2:6-11 “God also has highly exalted” Jesus “and given him a name” (v.9) shows that Jesus did not exalt Himself - God did it. It follows that He was not in a state of being exalted before God did this to Him, at His resurrection. The whole process of Christ’s humbling and subsequent exaltation by God was to be “to the glory of God the Father” (v.11). God the Father is not, therefore, co-equal with the Son.

The context of this passage must be considered. Phil. 1:27 speaks of the importance of our state of mind. This is developed in the early verses of chapter 2: “Being of one accord, of one mind... in lowliness of mind ... Let this mind be in you, which was also in Christ Jesus...” (Phil. 2:2-5). Paul is therefore speaking of the importance of having a mind like that of Jesus, which is devoted to the humble service of others. The verses which follow are therefore commenting upon the humility of mind which Jesus demonstrated, rather than speaking of any change of nature. Just as Jesus was a servant, so earlier Paul had introduced himself with the same word (Phil. 1:1 cp. 2:7).

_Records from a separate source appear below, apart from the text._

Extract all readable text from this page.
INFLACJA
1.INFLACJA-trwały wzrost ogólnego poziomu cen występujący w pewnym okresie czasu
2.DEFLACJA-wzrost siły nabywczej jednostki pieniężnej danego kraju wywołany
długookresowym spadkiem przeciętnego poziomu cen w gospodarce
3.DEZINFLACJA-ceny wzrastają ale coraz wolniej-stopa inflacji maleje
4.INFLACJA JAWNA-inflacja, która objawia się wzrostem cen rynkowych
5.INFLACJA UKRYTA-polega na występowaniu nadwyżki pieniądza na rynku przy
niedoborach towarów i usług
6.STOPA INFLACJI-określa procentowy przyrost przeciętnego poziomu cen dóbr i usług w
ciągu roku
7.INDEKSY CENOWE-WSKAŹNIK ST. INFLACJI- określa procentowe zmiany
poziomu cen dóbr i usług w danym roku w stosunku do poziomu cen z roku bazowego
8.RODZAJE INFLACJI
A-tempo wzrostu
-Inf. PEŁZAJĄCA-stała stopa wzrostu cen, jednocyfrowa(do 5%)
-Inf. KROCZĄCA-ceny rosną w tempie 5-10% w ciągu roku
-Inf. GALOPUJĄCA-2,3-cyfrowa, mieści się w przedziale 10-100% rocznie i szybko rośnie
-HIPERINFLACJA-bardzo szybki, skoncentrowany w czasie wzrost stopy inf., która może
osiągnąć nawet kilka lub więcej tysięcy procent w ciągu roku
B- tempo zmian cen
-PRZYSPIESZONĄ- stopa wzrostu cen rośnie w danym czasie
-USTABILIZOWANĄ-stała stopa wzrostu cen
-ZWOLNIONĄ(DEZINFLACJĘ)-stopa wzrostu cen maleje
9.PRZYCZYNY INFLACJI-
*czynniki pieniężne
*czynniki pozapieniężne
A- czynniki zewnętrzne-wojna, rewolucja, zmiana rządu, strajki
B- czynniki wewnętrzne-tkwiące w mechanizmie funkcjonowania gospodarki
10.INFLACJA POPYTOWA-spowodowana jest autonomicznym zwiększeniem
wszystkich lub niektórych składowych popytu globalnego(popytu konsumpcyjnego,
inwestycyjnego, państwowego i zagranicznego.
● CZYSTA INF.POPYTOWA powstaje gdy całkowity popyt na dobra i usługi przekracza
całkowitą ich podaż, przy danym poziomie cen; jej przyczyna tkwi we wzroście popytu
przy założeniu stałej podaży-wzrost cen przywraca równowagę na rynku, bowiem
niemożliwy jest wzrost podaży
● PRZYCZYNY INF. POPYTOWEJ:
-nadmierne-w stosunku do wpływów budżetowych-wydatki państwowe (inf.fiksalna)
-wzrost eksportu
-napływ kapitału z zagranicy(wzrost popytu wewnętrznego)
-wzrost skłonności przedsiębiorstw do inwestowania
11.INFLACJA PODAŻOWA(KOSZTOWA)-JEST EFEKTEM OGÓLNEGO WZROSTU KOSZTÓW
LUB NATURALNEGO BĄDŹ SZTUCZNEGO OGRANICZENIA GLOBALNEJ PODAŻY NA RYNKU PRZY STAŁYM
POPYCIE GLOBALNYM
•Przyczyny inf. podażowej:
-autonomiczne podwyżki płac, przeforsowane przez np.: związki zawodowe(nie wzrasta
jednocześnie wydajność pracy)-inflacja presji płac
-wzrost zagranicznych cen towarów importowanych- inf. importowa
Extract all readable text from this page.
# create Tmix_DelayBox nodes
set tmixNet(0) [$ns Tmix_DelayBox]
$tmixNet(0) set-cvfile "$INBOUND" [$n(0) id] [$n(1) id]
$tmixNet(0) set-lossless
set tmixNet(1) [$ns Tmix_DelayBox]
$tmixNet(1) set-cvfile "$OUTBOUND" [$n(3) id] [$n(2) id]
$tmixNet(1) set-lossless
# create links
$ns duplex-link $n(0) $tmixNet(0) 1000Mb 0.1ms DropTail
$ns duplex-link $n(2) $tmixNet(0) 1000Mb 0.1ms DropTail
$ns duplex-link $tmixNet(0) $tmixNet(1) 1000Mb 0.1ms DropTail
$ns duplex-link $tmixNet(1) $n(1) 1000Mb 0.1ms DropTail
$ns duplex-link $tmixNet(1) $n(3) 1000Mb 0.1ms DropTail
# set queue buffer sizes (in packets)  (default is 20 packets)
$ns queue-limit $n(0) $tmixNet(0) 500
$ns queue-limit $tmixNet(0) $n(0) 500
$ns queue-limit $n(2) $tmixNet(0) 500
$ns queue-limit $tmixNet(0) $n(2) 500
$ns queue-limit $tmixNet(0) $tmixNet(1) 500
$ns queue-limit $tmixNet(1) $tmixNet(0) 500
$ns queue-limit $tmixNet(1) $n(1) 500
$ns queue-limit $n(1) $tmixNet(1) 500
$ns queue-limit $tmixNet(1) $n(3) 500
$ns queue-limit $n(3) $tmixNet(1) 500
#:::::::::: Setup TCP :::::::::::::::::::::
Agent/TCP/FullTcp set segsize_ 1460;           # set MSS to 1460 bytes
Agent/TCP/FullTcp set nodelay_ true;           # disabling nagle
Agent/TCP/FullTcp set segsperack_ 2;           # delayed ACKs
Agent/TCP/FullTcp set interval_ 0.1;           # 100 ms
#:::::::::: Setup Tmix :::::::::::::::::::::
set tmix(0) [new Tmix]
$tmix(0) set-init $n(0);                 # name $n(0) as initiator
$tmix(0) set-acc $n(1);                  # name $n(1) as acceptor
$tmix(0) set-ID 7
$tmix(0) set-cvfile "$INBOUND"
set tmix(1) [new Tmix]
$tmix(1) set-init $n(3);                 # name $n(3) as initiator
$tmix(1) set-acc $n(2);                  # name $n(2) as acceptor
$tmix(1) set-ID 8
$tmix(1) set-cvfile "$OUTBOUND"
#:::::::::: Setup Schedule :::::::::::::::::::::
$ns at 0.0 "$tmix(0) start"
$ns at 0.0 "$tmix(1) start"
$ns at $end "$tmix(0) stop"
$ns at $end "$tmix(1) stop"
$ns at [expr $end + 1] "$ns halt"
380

The attitude of Jesus is set up as our example, and we are urged to join Paul in sharing it. We're not asked to change natures; we're asked to have the mind of Jesus- so that we may know the "fellowship of sharing in His [Christ's] sufferings, becoming like Him in His death and so to attain to the resurrection from the dead" (Phil. 3:10,11). Jesus was “in the form [Greek morphe] of God”. Although Jesus was perfect, He had a totally God-like mind, yet He was willing to take on the demeanour of a servant. Later Paul encourages us to become “conformable unto (Christ’s) death” (Phil. 3:10). We are to share the morphe, the form of Christ which He showed in His death. Christ “made himself of no reputation”, or “emptied himself” (R.V.), alluding to the prophecy of His crucifixion in Is. 53:12: “He poured out His soul unto death”.

He “took upon Himself the form (demeanour) of a servant” by His servant-like attitude to His followers (Jn. 13:14), demonstrated supremely by His death on the cross (Mt. 20:28). Is. 52:14 prophesied concerning Christ’s sufferings that on the cross: “His visage was so marred more than any man, and His form more than the sons of men”. This progressive humbling of Himself “unto death, even the death of the cross” was something which occurred during His life and death, not at His birth.